The Miseducation of Cameron Post by Emily M. Danforth -review

/ posted in: Reading

The Miseducation of Cameron PostThe Miseducation of Cameron Post by Emily M. Danforth

My rating: 3 of 5 stars

YA Fiction

When 12 year old Cameron Post is told that her parents have died suddenly, her first feeling is relief.  Now they won’t know that just hours earlier she had kissed a girl.  But Cameron’s life changes radically when her very religious Aunt Ruth comes to live with Cameron and her grandmother in their small Montana town.

The first part of this book focuses on Cameron’s life as she explores her developing sexuality while trying to keep it secret.  Honestly, I had put the book aside at this point.  Most of the main characters’ time and energy is focused on getting drunk and high.   There was such a feeling of inertia in this book.  These were high school students who never seemed to pay any attention to what was going to happen next.   I was a rural kid in high school and these characters seem so stereotypical of people’s opinions of what kids in rural communities do.  It annoyed me.  I don’t have any patience for people or characters who don’t invest any effort in improving their situation in life.

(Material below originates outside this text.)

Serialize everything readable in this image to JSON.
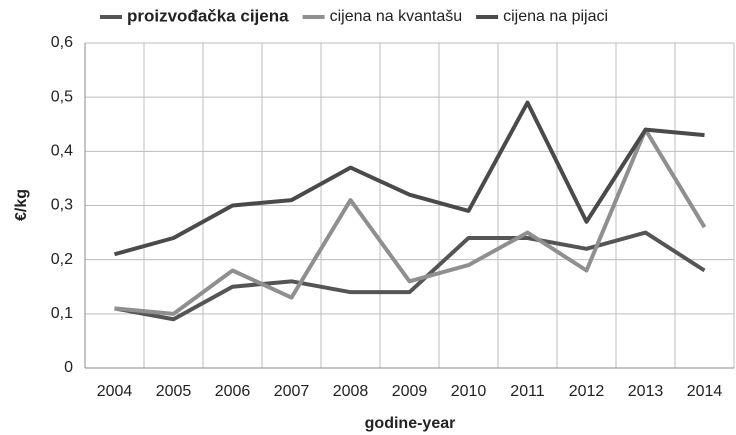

But then I read that the book had been taken off a summer reading list recently, so I picked it back up.  Let that be a lesson to book banners.  I wouldn’t have finished this book if you hadn’t tried to stop people from reading it.

The second part of the book was more interesting to me.  Aunt Ruth finds out that Cameron is gay and sends her to a facility to be fixed.  The kids in the facility come in two types:

  1. They believe that being homosexual is wrong and they want to change.  When change is not happening despite their best efforts, they get depressed.
  2. They know that nothing is going to change the fact that they are homosexual so they are pretending to go along with the program is hopes of being released.

Reading about forced conversion therapy is very sad.  These kids were locked up and told repeatedly how damaged they were.  They needed to address the causes of their supposed brokenness and place blame on family and friends.  Seeing how people survive in that environment made me want to keep reading this book.